Pattern for Agile Organizations

Read this text to see the idea of sociocracy as a form of organizational design. This is a way for organizations to transcend the traditional approach to organizational change. While the model is primarily applied to software organizations, it can be used by other organizations that want to be sure that information flows to and from the appropriate parties and ensure that experts can participate in the decisions that affect them. The text considers governance, teams, and collaboration internally and externally. The graphics make the complexity of the linkages easy to understand as the author presents consent decision-making, double linking, and governance in iterations.

The Patterns

Bringing in S3

Adapt Patterns To Context

Adapt and evolve S3 patterns to suit your specific context.

Ensure that everyone affected:

  • understands why changing the pattern is necessary (or helpful)
  • is present or represented when deciding how to change it
  • uses S3 principles as a guide for adaptation.

Run experiments with adaptations for long enough to learn about the benefits and any potential pitfalls.

Share valuable adaptations with the S3 community.

Phases of adapting patterns to a specific context


Create a Pull-System For Organizational Change

Create an environment that invites and enables members of the organization to drive change.

Change things when there is value in doing so:

  • Bring in patterns that help to solve current and important problems.
  • Don't break what's already working!
  • Meet everyone where they are…
  • …and let them choose their own pace.


Be The Change

Lead by example.

Behave and act in the ways you would like others to behave and act.


Invite Change

Clarify the reason for change and invite people to participate.

When making the invitation:

  • be transparent about the reason for the change
  • clarify expectations and constraints
  • avoid coercion or manipulation
  • acknowledge any skepticism and doubts

Include the people involved and affected in regular evaluation of outcomes.


Open Space For Change

Invite everyone to create and run experiments for evolving the organization.

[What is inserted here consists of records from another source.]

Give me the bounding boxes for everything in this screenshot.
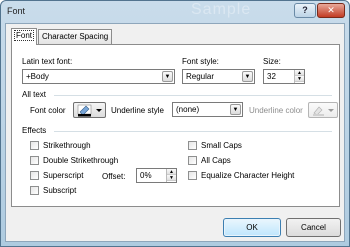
- tab-character-spacing-label: Character Spacing: [42, 32, 109, 41]
- double-strikethrough-checkbox[interactable]: [30, 156, 39, 165]
- tab-font[interactable]: Font: [11, 28, 38, 45]
- underline-color-icon: [313, 106, 334, 116]
- equalize-height-label: Equalize Character Height: [201, 171, 295, 180]
- font-style-label: Font style:: [182, 57, 219, 66]
- size-spin-buttons[interactable]: ▲ ▼: [294, 70, 304, 83]
- cancel-button[interactable]: Cancel: [286, 218, 341, 237]
- superscript-label: Superscript: [43, 171, 84, 180]
- strikethrough-checkbox[interactable]: [30, 141, 39, 150]
- offset-spin-buttons[interactable]: ▲ ▼: [166, 169, 176, 182]
- font-style-value: Regular: [186, 72, 215, 81]
- close-button[interactable]: ✕: [317, 3, 345, 18]
- subscript-checkbox[interactable]: [30, 186, 39, 195]
- chevron-down-icon[interactable]: ▼: [242, 71, 253, 82]
- font-color-button[interactable]: [73, 102, 106, 118]
- ok-button[interactable]: OK: [223, 218, 281, 237]
- small-caps-checkbox[interactable]: [188, 141, 197, 150]
- font-tab-panel: Latin text font: +Body ▼ Font style: Reg…: [11, 44, 340, 207]
- latin-font-label: Latin text font:: [22, 57, 73, 66]
- title-watermark: Sample: [191, 1, 252, 18]
- double-strikethrough-label: Double Strikethrough: [43, 156, 119, 165]
- all-caps-checkbox[interactable]: [188, 156, 197, 165]
- underline-style-combo[interactable]: (none) ▼: [172, 102, 243, 117]
- size-spinner[interactable]: 32 ▲ ▼: [263, 69, 305, 84]
- font-color-icon: [77, 104, 102, 117]
- font-color-label: Font color: [30, 106, 66, 115]
- all-text-header: All text: [22, 90, 47, 99]
- chevron-down-icon[interactable]: ▼: [230, 104, 241, 115]
- spin-down-icon[interactable]: ▼: [295, 76, 304, 82]
- chevron-down-icon[interactable]: ▼: [162, 71, 173, 82]
- underline-style-label: Underline style: [111, 106, 164, 115]
- effects-header: Effects: [22, 126, 47, 135]
- strikethrough-label: Strikethrough: [43, 141, 91, 150]
- offset-spinner[interactable]: 0% ▲ ▼: [136, 168, 177, 183]
- underline-style-label-text: Underline style: [111, 106, 164, 115]
- help-button[interactable]: ?: [294, 3, 316, 18]
- dialog-title: Font: [7, 6, 26, 16]
- small-caps-label: Small Caps: [201, 141, 242, 150]
- all-caps-label: All Caps: [201, 156, 231, 165]
- size-label: Size:: [263, 57, 281, 66]
- spin-down-icon[interactable]: ▼: [167, 175, 176, 181]
- all-text-divider: [54, 95, 332, 96]
- dialog-client: Font Character Spacing Latin text font: …: [5, 23, 345, 242]
- font-style-combo[interactable]: Regular ▼: [182, 69, 255, 84]
- latin-font-combo[interactable]: +Body ▼: [22, 69, 175, 84]
- size-value: 32: [267, 72, 276, 81]
- underline-style-value: (none): [176, 105, 200, 114]
- tab-font-label: Font: [13, 30, 35, 41]
- underline-color-label: Underline color: [249, 106, 303, 115]
- underline-color-button[interactable]: [308, 102, 338, 118]
- latin-font-value: +Body: [26, 72, 49, 81]
- title-bar[interactable]: Font Sample ? ✕: [1, 1, 349, 23]
- effects-divider: [54, 131, 332, 132]
- equalize-height-checkbox[interactable]: [188, 171, 197, 180]
- superscript-checkbox[interactable]: [30, 171, 39, 180]
- tab-character-spacing[interactable]: Character Spacing: [38, 29, 113, 44]
- subscript-label: Subscript: [43, 186, 77, 195]
- offset-value: 0%: [140, 171, 152, 180]
- offset-label: Offset:: [102, 172, 126, 181]
- font-dialog: Font Sample ? ✕ Font Character Spacing L…: [0, 0, 350, 247]
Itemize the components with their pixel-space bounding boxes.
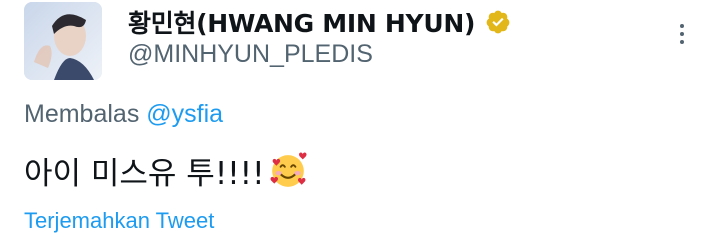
more-vertical-icon xyxy=(680,24,684,28)
author-display-name[interactable]: 황민현(HWANG MIN HYUN) xyxy=(128,4,475,40)
replying-to: Membalas @ysfia xyxy=(24,100,223,129)
reply-mention-link[interactable]: @ysfia xyxy=(146,100,223,128)
more-vertical-icon-dot xyxy=(680,40,684,44)
more-vertical-icon-dot xyxy=(680,32,684,36)
avatar-image xyxy=(24,2,102,80)
tweet-text: 아이 미스유 투!!!! xyxy=(24,148,307,193)
translate-tweet-link[interactable]: Terjemahkan Tweet xyxy=(24,208,214,234)
author-name-row[interactable]: 황민현(HWANG MIN HYUN) xyxy=(128,4,511,40)
more-options-button[interactable] xyxy=(670,18,694,50)
author-handle[interactable]: @MINHYUN_PLEDIS xyxy=(128,40,373,69)
avatar[interactable] xyxy=(24,2,102,80)
verified-badge-icon xyxy=(485,9,511,35)
replying-to-label: Membalas xyxy=(24,100,140,128)
tweet-body: 아이 미스유 투!!!! xyxy=(24,156,265,192)
smiling-face-with-hearts-icon xyxy=(269,152,307,190)
tweet-card: 황민현(HWANG MIN HYUN) @MINHYUN_PLEDIS Memb… xyxy=(0,0,720,240)
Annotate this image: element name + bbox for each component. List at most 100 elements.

  • clarify the driver for change
  • schedule regular open space events:
    • invite all members to create and run experiments
    • define constraints for the experiments that enable development of a sociocratic and agile mindset (e.g. S3 principles)
    • review and learn from experimentation in the next open space

Continuous Improvement Of Work Process

Reveal drivers and establish a metrics-based pull-system for organizational change through continuously improving and refining the work process.

  • introduce the principle of consent and Navigate via Tension to evolve work process in a team
  • consider selecting a facilitator to guide group processes, and choosing values to guide behavior
  • initiate a process of continuous improvement, e.g. through Kanban or regular retrospectives
  • members of the team pull in S3 patterns as required
  • if valuable, iteratively expand the scope of the experiment to other teams
  • intentionally look out for impediments

Waste And Continuous Improvement

Waste is anything unnecessary for - or standing in the way of - a (more) effective response to a driver.

Waste exists in various forms and on different levels of abstraction (tasks, processes, organizational structure, mental models…)

Establishing a process for the ongoing elimination of waste enables natural evolution of an organization towards greater effectiveness and adaptation to changing context.